NBA advances on mission to sports technology leadership

The NBA is on a mission to become the technology leader in sports, and its announcement of a major contract with Silicon Graphics to supply a 50-trillion-byte storage solution is a big step in that direction.

The deal, which includes an SGI InfiniteStorage NAS 2000 solution and a StorageTek SL8500 tape library, secures the technology NBA Entertainment needs to catalog and store action from every NBA game as it occurs.

That’s critical for NBA Entertainment because it nightly must feed video packages to various distributors, including NBA.com, cable partners, cell phone services, and custom online Web viewing worldwide, in addition to producing NBA TV.

Cataloging games on the fly is an important component of the process. Two league employees sitting at the scorer’s table at each NBA game track each player’s position on the court, what kind of shots are taken and rate the shots on a 1-to-5 scale. The information is tied to SMPTE time code and married in the SGI system.
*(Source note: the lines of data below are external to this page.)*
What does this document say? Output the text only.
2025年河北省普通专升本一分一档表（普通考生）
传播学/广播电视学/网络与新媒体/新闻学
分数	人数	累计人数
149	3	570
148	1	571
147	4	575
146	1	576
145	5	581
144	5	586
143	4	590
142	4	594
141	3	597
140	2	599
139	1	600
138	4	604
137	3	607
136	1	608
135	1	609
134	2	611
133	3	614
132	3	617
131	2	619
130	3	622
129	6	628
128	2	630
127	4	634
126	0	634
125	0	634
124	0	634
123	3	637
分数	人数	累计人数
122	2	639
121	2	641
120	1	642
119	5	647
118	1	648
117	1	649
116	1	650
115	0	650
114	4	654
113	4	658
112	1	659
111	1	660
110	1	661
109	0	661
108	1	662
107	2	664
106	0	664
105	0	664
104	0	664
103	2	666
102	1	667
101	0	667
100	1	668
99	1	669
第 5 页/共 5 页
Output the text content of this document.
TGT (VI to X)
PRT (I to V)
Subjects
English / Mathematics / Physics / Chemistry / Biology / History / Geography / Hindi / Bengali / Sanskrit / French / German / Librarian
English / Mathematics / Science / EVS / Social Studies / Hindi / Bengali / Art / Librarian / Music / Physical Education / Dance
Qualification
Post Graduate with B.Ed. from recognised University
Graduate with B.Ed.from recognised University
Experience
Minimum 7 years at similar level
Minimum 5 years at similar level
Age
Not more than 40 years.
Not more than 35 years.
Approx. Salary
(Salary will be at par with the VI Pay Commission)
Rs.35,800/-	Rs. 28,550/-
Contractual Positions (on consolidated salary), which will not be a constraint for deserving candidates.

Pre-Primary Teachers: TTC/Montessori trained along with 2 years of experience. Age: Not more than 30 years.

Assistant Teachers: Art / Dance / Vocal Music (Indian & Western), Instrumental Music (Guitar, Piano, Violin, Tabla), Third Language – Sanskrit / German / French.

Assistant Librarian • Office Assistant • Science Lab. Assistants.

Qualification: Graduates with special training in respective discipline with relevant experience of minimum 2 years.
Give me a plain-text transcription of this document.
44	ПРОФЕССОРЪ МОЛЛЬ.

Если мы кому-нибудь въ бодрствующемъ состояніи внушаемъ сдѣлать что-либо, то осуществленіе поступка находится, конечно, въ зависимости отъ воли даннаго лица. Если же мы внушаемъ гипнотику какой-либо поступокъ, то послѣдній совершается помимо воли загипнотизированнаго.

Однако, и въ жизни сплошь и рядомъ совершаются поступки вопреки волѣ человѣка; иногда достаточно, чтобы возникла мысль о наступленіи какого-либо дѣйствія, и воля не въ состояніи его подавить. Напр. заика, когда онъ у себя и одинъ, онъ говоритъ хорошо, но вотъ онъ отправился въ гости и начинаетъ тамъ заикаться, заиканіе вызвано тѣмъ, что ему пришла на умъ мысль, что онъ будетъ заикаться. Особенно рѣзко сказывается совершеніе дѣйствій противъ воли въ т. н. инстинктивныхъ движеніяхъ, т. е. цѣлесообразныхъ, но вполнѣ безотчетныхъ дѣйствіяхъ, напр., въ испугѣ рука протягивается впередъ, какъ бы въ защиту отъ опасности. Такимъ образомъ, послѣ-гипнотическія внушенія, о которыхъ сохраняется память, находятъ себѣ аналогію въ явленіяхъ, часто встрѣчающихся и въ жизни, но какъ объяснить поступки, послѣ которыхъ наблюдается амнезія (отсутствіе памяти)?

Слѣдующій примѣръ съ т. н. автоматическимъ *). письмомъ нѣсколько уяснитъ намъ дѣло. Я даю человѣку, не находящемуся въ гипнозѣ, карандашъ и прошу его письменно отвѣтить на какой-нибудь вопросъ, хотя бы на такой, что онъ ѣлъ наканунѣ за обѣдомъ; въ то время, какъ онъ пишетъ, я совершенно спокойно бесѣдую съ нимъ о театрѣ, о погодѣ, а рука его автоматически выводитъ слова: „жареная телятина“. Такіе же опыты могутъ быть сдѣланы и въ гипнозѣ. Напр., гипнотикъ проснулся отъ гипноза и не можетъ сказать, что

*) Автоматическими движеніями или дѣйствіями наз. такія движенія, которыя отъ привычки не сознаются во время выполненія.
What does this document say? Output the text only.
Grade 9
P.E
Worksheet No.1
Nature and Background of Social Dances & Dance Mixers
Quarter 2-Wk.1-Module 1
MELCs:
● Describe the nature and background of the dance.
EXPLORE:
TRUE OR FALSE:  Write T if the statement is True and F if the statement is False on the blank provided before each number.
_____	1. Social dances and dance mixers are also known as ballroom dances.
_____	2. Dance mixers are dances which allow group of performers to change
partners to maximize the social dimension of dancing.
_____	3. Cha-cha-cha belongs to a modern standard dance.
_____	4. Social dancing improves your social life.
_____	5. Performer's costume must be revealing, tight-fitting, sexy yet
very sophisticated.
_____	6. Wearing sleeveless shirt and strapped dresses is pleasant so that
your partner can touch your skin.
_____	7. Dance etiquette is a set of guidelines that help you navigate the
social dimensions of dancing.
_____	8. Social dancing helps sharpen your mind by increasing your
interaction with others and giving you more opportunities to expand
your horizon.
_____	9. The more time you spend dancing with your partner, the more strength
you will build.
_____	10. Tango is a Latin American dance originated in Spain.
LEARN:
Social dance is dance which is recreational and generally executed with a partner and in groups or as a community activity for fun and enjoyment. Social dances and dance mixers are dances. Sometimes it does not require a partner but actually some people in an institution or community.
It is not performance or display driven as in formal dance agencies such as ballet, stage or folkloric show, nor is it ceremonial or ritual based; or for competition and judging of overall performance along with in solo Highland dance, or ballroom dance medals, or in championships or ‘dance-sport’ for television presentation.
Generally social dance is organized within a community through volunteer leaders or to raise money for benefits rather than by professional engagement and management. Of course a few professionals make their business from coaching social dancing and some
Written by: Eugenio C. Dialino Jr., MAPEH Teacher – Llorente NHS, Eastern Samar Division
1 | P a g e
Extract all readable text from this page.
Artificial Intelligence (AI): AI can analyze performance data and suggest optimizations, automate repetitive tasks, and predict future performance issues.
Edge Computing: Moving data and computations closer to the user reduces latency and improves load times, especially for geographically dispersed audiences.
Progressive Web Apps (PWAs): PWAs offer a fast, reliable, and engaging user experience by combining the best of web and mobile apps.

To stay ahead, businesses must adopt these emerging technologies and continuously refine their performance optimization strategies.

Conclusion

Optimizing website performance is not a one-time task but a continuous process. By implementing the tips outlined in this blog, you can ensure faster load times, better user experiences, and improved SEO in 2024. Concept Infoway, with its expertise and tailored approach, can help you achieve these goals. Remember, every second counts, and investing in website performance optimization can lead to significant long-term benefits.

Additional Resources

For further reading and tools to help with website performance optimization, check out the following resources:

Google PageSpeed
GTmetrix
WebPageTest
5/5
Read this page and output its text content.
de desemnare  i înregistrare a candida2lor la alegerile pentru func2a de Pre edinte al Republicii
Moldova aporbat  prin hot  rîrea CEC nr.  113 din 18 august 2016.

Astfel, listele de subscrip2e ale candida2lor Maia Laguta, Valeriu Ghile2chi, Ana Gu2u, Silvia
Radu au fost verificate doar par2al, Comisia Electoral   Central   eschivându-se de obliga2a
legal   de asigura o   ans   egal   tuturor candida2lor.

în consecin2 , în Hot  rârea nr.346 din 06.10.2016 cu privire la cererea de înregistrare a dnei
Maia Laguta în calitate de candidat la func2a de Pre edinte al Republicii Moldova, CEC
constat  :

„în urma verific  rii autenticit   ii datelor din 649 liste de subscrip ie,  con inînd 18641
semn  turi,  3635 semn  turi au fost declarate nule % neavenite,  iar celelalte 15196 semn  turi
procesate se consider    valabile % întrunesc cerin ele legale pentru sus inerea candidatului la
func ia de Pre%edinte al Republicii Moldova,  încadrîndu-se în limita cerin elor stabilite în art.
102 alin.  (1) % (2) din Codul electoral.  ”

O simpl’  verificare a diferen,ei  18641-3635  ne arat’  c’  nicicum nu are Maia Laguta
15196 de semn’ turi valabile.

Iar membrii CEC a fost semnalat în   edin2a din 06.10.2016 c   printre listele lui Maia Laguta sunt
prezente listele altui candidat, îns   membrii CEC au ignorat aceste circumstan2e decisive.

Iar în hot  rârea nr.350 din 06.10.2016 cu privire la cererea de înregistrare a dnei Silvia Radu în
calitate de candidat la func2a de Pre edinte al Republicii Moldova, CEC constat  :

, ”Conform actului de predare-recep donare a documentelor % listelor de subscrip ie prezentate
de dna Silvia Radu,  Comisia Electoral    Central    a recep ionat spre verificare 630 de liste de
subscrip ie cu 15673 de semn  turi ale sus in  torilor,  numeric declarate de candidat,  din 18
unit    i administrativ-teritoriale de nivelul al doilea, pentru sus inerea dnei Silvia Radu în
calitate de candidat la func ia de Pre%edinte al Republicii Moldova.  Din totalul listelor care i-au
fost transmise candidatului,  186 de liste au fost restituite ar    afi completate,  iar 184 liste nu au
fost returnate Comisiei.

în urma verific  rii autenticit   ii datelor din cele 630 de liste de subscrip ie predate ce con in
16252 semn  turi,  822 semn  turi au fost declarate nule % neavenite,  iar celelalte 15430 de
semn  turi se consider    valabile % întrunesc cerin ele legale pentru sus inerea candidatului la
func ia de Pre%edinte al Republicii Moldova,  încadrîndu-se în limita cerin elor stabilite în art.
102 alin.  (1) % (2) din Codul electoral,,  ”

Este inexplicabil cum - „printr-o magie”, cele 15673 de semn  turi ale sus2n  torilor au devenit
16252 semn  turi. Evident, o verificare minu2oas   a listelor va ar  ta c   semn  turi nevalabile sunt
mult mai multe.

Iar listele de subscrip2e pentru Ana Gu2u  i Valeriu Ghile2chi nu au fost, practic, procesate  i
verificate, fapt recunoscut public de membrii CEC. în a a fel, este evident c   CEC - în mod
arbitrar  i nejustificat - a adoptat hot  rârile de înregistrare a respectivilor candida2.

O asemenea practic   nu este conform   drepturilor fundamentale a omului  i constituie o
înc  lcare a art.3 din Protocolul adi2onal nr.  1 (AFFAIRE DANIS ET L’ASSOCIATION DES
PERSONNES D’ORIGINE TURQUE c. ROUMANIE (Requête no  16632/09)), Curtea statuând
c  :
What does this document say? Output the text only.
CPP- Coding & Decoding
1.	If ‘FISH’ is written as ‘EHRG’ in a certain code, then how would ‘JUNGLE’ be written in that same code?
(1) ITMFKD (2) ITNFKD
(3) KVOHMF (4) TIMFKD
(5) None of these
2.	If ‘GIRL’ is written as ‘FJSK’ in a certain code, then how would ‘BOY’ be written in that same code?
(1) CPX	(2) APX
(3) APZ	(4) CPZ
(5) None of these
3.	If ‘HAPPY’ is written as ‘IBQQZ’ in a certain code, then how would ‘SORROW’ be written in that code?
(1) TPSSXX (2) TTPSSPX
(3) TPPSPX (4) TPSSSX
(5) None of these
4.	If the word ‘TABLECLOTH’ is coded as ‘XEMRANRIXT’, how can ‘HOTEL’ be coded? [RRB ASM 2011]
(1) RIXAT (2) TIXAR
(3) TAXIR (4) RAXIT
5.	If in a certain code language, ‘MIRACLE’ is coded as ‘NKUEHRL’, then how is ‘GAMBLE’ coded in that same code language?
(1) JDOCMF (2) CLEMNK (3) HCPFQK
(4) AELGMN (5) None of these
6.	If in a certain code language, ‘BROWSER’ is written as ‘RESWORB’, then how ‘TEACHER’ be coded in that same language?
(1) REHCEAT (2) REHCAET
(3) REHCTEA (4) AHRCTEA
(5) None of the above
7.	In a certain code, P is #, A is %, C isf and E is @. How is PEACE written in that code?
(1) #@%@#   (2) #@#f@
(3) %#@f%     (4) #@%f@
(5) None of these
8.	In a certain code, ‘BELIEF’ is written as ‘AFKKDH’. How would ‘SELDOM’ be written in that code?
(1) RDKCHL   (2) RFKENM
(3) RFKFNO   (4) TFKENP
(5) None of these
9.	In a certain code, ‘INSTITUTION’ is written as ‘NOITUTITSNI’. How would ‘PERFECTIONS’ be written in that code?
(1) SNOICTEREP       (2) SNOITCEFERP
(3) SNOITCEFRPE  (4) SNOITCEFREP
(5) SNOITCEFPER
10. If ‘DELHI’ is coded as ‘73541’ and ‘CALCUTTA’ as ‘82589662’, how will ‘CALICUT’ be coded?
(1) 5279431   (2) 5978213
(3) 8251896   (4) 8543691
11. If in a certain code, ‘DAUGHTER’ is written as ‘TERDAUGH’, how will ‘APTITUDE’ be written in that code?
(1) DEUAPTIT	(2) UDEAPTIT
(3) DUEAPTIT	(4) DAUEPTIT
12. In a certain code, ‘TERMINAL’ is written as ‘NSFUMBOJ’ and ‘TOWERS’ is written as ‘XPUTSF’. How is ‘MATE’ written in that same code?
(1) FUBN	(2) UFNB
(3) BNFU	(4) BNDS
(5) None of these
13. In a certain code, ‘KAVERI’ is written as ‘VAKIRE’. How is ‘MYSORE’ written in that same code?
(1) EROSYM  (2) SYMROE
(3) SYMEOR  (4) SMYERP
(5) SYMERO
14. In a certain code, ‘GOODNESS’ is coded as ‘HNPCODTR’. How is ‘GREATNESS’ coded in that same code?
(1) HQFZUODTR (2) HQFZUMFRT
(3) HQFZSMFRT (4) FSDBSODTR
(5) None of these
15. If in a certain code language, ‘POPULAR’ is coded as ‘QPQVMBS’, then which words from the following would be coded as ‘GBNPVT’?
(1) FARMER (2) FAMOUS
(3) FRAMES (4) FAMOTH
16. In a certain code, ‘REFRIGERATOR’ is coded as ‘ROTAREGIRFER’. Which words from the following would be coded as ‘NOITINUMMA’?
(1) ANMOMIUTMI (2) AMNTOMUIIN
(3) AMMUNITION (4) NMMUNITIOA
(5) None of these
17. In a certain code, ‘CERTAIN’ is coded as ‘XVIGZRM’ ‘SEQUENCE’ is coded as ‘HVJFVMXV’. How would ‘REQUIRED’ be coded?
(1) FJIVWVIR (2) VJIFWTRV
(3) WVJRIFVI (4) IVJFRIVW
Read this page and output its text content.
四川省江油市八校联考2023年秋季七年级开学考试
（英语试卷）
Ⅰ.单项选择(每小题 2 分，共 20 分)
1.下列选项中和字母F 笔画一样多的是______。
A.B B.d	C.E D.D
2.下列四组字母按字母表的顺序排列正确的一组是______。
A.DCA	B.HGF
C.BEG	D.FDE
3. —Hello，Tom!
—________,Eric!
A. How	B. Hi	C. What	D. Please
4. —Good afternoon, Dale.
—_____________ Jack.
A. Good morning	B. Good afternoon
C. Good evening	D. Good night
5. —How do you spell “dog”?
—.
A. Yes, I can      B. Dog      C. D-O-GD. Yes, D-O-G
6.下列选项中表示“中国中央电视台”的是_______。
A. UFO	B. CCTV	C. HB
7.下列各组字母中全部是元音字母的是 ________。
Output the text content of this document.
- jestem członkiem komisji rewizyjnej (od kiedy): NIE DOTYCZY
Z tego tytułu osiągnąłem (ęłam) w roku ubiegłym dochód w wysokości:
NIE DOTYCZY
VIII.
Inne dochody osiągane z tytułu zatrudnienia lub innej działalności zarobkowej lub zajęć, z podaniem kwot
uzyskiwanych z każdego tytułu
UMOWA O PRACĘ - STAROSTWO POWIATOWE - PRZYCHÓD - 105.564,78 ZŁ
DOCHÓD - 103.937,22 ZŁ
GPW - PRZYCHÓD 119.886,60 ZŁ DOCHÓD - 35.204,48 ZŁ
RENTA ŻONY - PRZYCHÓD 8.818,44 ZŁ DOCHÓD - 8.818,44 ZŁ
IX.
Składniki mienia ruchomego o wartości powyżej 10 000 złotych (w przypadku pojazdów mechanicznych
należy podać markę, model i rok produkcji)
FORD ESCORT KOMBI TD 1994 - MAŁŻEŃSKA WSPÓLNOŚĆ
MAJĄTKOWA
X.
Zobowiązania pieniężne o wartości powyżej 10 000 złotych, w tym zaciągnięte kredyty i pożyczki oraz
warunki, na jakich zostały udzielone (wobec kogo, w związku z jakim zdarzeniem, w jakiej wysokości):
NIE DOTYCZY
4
Seventeen Pinnacle Systems editors will be tied into the SGI NAS, and with the metadata generated by the employees at the scorer’s table, editors with be able to access specific highlights for packaging.

The SGI system also gives the league a medium on which to store its vast library of archive footage. The NBA library has every game in its entirety for at least the past 12 seasons and highlights stretching back to the league’s founding. Eventually, all of that material will be cataloged and available instantly on the NAS.

Digitizing and storing this footage presents other opportunities to the league as well. It will open the way for fans to experience a jump shot from the player’s point of view using 3-D trajectory technology. It also can be used with sophisticated 3-D visualization software to create real-time, virtual reality views of court action from every angle imaginable.

However, before such complex applications surface, simpler visualizations will give the league new tools to better understand the game, view the court in proposed arenas and see how in-arena advertising might be viewed.

The first step of the project will be the installation of the SGI system at NBA Entertainment headquarters later this year.